Newsletter du Lundi
11/01/21

Paru dans la newsletter du

Etude de cas : le live shopping de Carrefour

Qui ?
Thomas Rudelle, global digital marketing Director de Carrefour et Sergine Dupuy, co dirigeante de Redpill.

Quoi ?
Le bilan chiffré du live shopping mené avec Quidol .

Comment ? 

L'opération s'est montée en deux semaines :  les 27 novembre, le 2 décembre et le 5 décembre, à 18 h 30, Carrefour menait trois sessions de live shopping avec Quidol, la société de Redpill spécialisée dans les plateformes de divertissement live (un replay ici).  L'opération menée par des animateurs associe aussi les enfants, concernés au premier chef puisque ce live est dédié à la vente de jouets.

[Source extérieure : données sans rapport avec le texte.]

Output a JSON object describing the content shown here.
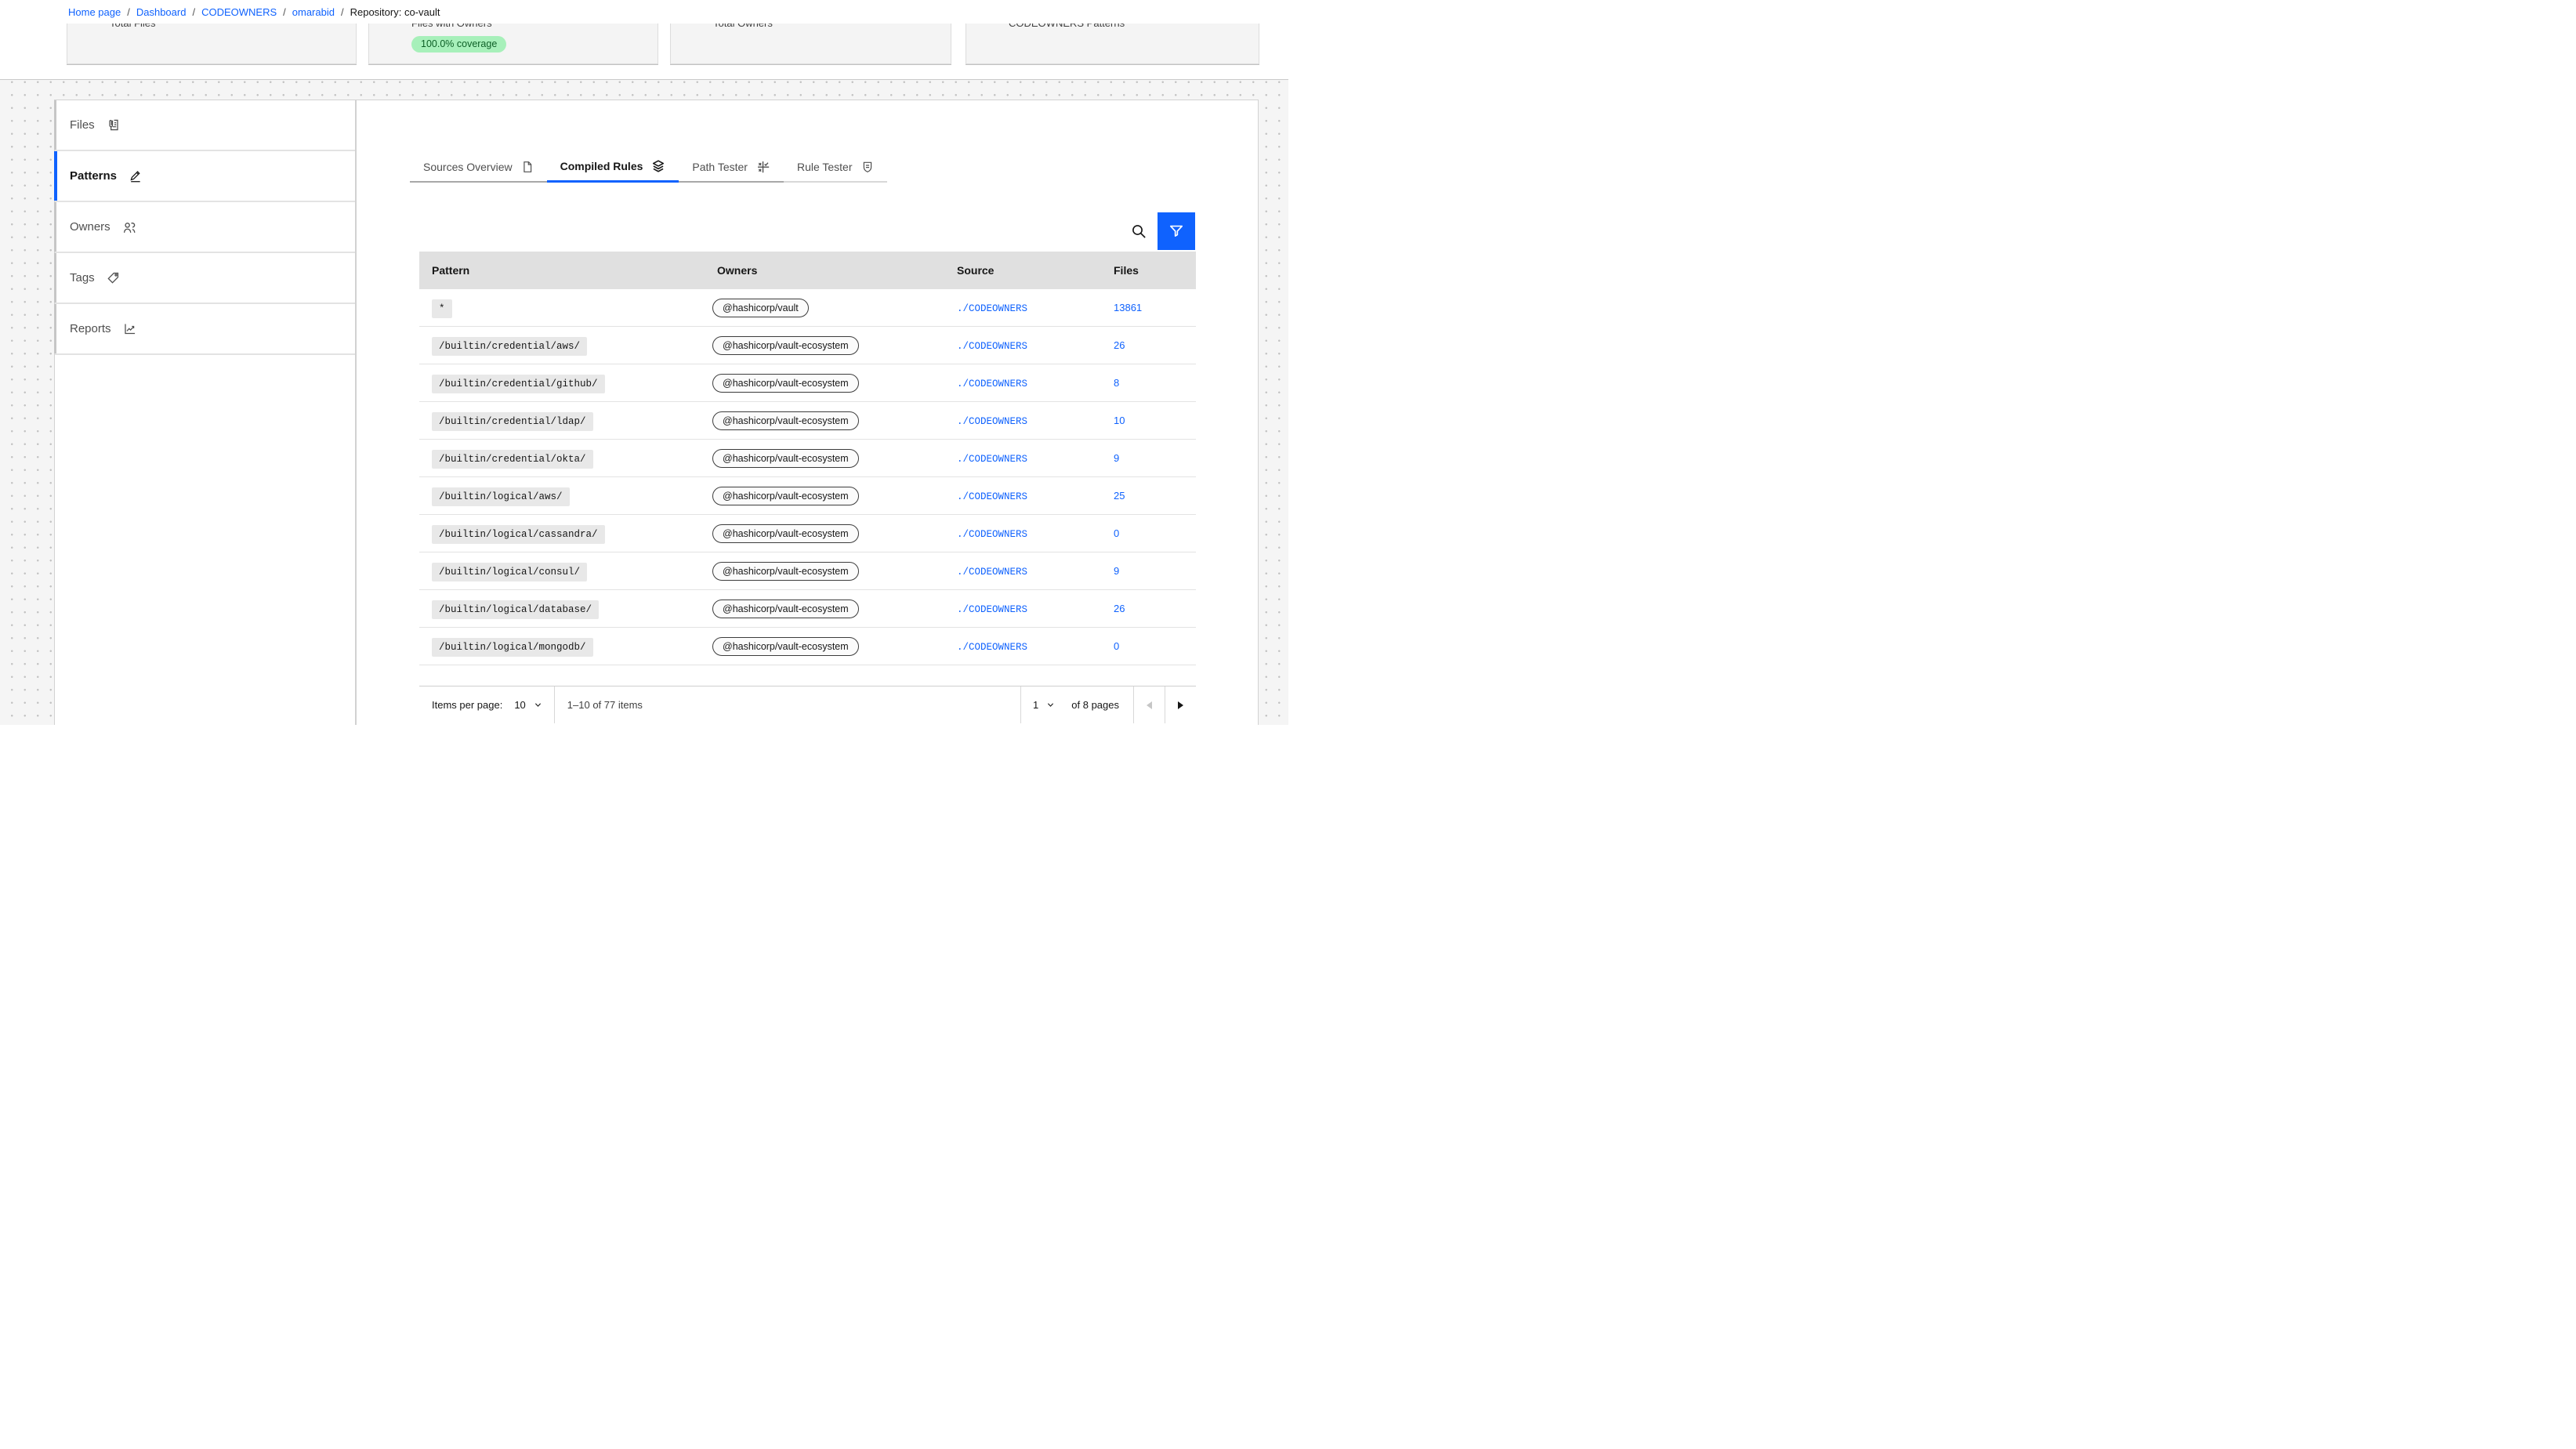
{
  "breadcrumb": {
    "separator": "/",
    "items": [
      {
        "label": "Home page",
        "link": true
      },
      {
        "label": "Dashboard",
        "link": true
      },
      {
        "label": "CODEOWNERS",
        "link": true
      },
      {
        "label": "omarabid",
        "link": true
      },
      {
        "label": "Repository: co-vault",
        "link": false
      }
    ]
  },
  "cards": {
    "items": [
      {
        "title": "Total Files"
      },
      {
        "title": "Files with Owners",
        "badge": "100.0% coverage"
      },
      {
        "title": "Total Owners"
      },
      {
        "title": "CODEOWNERS Patterns"
      }
    ]
  },
  "sidebar": {
    "items": [
      {
        "label": "Files",
        "icon": "files-icon",
        "selected": false
      },
      {
        "label": "Patterns",
        "icon": "edit-icon",
        "selected": true
      },
      {
        "label": "Owners",
        "icon": "group-icon",
        "selected": false
      },
      {
        "label": "Tags",
        "icon": "tag-icon",
        "selected": false
      },
      {
        "label": "Reports",
        "icon": "chart-line-icon",
        "selected": false
      }
    ]
  },
  "tabs": {
    "items": [
      {
        "label": "Sources Overview",
        "icon": "document-icon",
        "selected": false,
        "light": false
      },
      {
        "label": "Compiled Rules",
        "icon": "layers-icon",
        "selected": true,
        "light": false
      },
      {
        "label": "Path Tester",
        "icon": "path-tester-icon",
        "selected": false,
        "light": false
      },
      {
        "label": "Rule Tester",
        "icon": "rule-tester-icon",
        "selected": false,
        "light": true
      }
    ]
  },
  "toolbar": {
    "search_icon": "search-icon",
    "filter_icon": "filter-icon",
    "filter_color": "#0f62fe"
  },
  "table": {
    "headers": [
      "Pattern",
      "Owners",
      "Source",
      "Files"
    ],
    "rows": [
      {
        "pattern": "*",
        "owners": "@hashicorp/vault",
        "source": "./CODEOWNERS",
        "files": "13861"
      },
      {
        "pattern": "/builtin/credential/aws/",
        "owners": "@hashicorp/vault-ecosystem",
        "source": "./CODEOWNERS",
        "files": "26"
      },
      {
        "pattern": "/builtin/credential/github/",
        "owners": "@hashicorp/vault-ecosystem",
        "source": "./CODEOWNERS",
        "files": "8"
      },
      {
        "pattern": "/builtin/credential/ldap/",
        "owners": "@hashicorp/vault-ecosystem",
        "source": "./CODEOWNERS",
        "files": "10"
      },
      {
        "pattern": "/builtin/credential/okta/",
        "owners": "@hashicorp/vault-ecosystem",
        "source": "./CODEOWNERS",
        "files": "9"
      },
      {
        "pattern": "/builtin/logical/aws/",
        "owners": "@hashicorp/vault-ecosystem",
        "source": "./CODEOWNERS",
        "files": "25"
      },
      {
        "pattern": "/builtin/logical/cassandra/",
        "owners": "@hashicorp/vault-ecosystem",
        "source": "./CODEOWNERS",
        "files": "0"
      },
      {
        "pattern": "/builtin/logical/consul/",
        "owners": "@hashicorp/vault-ecosystem",
        "source": "./CODEOWNERS",
        "files": "9"
      },
      {
        "pattern": "/builtin/logical/database/",
        "owners": "@hashicorp/vault-ecosystem",
        "source": "./CODEOWNERS",
        "files": "26"
      },
      {
        "pattern": "/builtin/logical/mongodb/",
        "owners": "@hashicorp/vault-ecosystem",
        "source": "./CODEOWNERS",
        "files": "0"
      }
    ]
  },
  "pagination": {
    "items_per_page_label": "Items per page:",
    "page_size": "10",
    "range": "1–10 of 77 items",
    "page": "1",
    "pages_label": "of 8 pages"
  },
  "colors": {
    "accent": "#0f62fe",
    "link": "#0f62fe",
    "coverage_badge_bg": "#a7f0ba",
    "coverage_badge_text": "#0e6027"
  }
}
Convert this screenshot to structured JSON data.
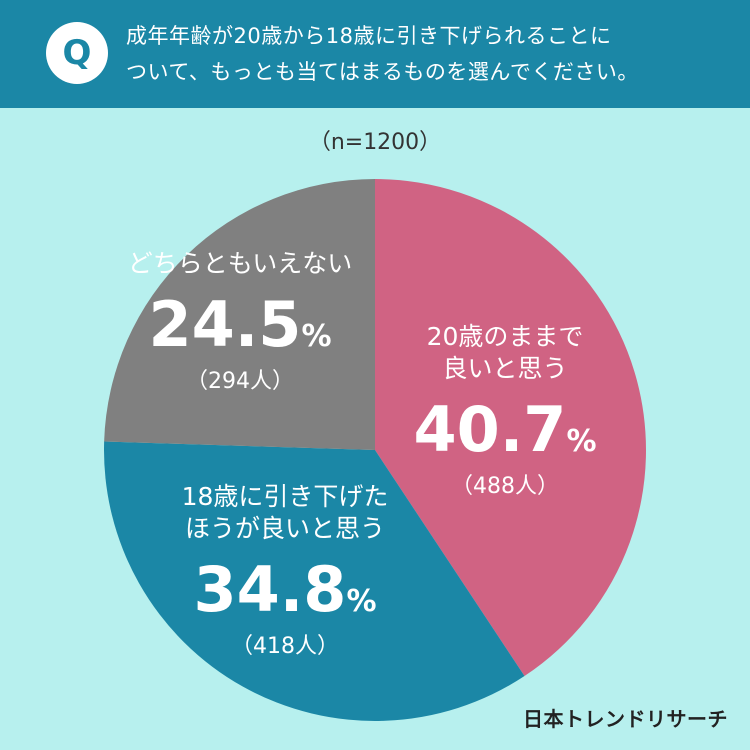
{
  "header": {
    "badge": "Q",
    "question_line1": "成年年齢が20歳から18歳に引き下げられることに",
    "question_line2": "ついて、もっとも当てはまるものを選んでください。"
  },
  "sample_label": "（n=1200）",
  "colors": {
    "background": "#b7f0ee",
    "header": "#1b87a6",
    "keep_20": "#d06383",
    "lower_18": "#1b87a6",
    "neither": "#808080",
    "label_text": "#ffffff"
  },
  "chart_data": {
    "type": "pie",
    "n": 1200,
    "slices": [
      {
        "label_lines": [
          "20歳のままで",
          "良いと思う"
        ],
        "percent": 40.7,
        "percent_text": "40.7",
        "count_text": "（488人）",
        "color": "#d06383"
      },
      {
        "label_lines": [
          "18歳に引き下げた",
          "ほうが良いと思う"
        ],
        "percent": 34.8,
        "percent_text": "34.8",
        "count_text": "（418人）",
        "color": "#1b87a6"
      },
      {
        "label_lines": [
          "どちらともいえない"
        ],
        "percent": 24.5,
        "percent_text": "24.5",
        "count_text": "（294人）",
        "color": "#808080"
      }
    ],
    "percent_sign": "%"
  },
  "footer": {
    "brand": "日本トレンドリサーチ"
  }
}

 "Depuis trois ans, nous avions des émissions sur Quidol  pour notre audience , on proposait des blind test et la plateforme a aussi servi en marque blanche pour créer des médias pour  M6 et Webedia.Mais c'est la première fois que nous le mettons au service des E commerce. Le procédé rend chaleureux un processus d'achat qui est sinon un peu froid" explique Sergine Dupuy. Le live shopping a fait se preuves en Asie, notamment pour la mode, les bijoux ou la maison. "Nous avons monté l'oéparyion en deux semaines, c'était aussi une manière de refaire notre handicap sur la vente de jouets "non indispensables" .  La formule a fait se preuves en Asie et depuis peu aux Etats Unis, mais nous ne nous étions pas donné d'objectifs chiffrés." explique Thomas Rudelle. Résultats de ce
coup d'essai ? Carrefour a promu l'opération sur son site, avec des push notifications, en CRM  et  le trailer avec les animateurs a été diffusé en pub sur Facebook.  Redpill estimait à 5 000 le public de chaque live. Il a été trois fois plus nombreux. En moyenne, il y a eu 15 000 personnes connectées. Mais 9 000 samedi, en plein black friday (pour Sergine Dupuy, il s'agissait aussi du show le plus abouti). Un très bon score :  "De manière générale, su Youtube, Instagram ou Switch, il est rare d'atteindre ces scores." Leroy Merlin a ainsi confié son live à un grand influencer et culminé à 10 000 personnes.
Et la transformation en vente ? "Elle est de plusieurs dizaines de milliers d'euros par opération" confie Thomas Rudelle, global digital marketing Director de Carrefour.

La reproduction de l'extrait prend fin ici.